Kry hybrid telehealth referral machine
Sweden’s $215M/year telehealth giant
Kry is building a referral machine, not just a telehealth app. The app pulls in low cost, high volume demand through chat and fast video visits, then owned clinics let Kry keep the higher value follow up, chronic care, lab work, and capitated primary care relationships that a pure telehealth company would hand off to someone else. That is why more clinics can raise revenue per patient without breaking the digital acquisition engine.
-
In Sweden, clinics are the gateway to listed patients, which matters because primary care payment is tied to being a patient’s registered clinic. Kry says the capitated side of Swedish primary care is stable and tied to clinics, and its clinic pages show patients can register directly with a Kry health center through the app and national 1177 flow.
-
Owned clinics also widen the care workflow. Kry’s clinic materials show patients can book same day visits, do lab work, and get broader in person treatment than the app alone.

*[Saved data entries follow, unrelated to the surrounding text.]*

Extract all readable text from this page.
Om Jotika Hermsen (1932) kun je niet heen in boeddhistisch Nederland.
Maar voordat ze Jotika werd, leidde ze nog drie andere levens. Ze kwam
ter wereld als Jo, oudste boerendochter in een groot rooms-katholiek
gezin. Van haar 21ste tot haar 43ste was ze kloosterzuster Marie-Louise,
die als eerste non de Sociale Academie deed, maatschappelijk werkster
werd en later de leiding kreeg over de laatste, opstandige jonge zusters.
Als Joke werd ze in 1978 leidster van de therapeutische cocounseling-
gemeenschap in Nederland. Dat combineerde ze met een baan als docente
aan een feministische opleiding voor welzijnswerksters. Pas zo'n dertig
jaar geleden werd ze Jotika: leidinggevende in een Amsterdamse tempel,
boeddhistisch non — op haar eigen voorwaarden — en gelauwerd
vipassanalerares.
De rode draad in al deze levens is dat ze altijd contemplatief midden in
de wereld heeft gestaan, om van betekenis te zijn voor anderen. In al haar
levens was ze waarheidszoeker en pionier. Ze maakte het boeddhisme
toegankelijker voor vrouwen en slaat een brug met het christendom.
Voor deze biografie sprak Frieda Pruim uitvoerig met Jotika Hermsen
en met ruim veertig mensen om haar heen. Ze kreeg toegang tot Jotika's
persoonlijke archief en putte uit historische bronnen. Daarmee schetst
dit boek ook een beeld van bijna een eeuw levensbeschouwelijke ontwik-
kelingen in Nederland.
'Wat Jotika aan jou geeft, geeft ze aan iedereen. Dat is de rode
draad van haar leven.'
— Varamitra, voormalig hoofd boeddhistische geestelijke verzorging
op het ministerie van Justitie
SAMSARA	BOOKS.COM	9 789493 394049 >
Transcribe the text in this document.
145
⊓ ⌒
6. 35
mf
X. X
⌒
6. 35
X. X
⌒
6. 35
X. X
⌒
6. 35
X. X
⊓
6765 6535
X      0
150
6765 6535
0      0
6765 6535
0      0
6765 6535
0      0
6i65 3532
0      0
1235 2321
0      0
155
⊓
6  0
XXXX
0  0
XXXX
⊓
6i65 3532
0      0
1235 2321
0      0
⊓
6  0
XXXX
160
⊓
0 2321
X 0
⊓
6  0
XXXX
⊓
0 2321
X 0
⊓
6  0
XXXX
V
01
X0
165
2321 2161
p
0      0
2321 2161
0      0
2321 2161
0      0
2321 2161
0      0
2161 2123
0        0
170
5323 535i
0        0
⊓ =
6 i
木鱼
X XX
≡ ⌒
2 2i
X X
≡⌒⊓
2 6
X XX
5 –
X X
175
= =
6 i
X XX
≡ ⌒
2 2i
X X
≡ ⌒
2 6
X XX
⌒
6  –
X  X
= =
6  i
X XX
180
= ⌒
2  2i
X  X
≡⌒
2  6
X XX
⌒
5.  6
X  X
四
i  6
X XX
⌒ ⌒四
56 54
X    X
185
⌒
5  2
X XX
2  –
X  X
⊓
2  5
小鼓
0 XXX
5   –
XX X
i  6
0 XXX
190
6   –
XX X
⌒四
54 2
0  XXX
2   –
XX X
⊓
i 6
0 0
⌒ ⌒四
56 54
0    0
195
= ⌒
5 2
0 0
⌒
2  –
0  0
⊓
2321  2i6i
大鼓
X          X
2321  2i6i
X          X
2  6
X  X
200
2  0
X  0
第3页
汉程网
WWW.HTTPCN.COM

That means a skin rash can start as chat triage, become a video consult, then turn into a clinic visit and tests that stay inside the same system.
-
This sits between two weaker models. Pure telehealth players like Teladoc and Babylon scale fast but usually monetize a narrow visit. Clinic heavy models like One Medical capture much more spend per patient, but each new location adds staffing and occupancy load. Kry uses digital intake as cheap top of funnel, then adds clinics only where they lift lifetime value.
The next step is a denser loop between AI triage and clinic capacity. As more patients start in chat, Kry can route simple cases away from doctors and reserve in person slots for the cases that drive capitation value, repeat visits, and ancillary revenue. If that loop keeps working, hybrid telehealth will look less like a convenience feature and more like the operating model for modern primary care.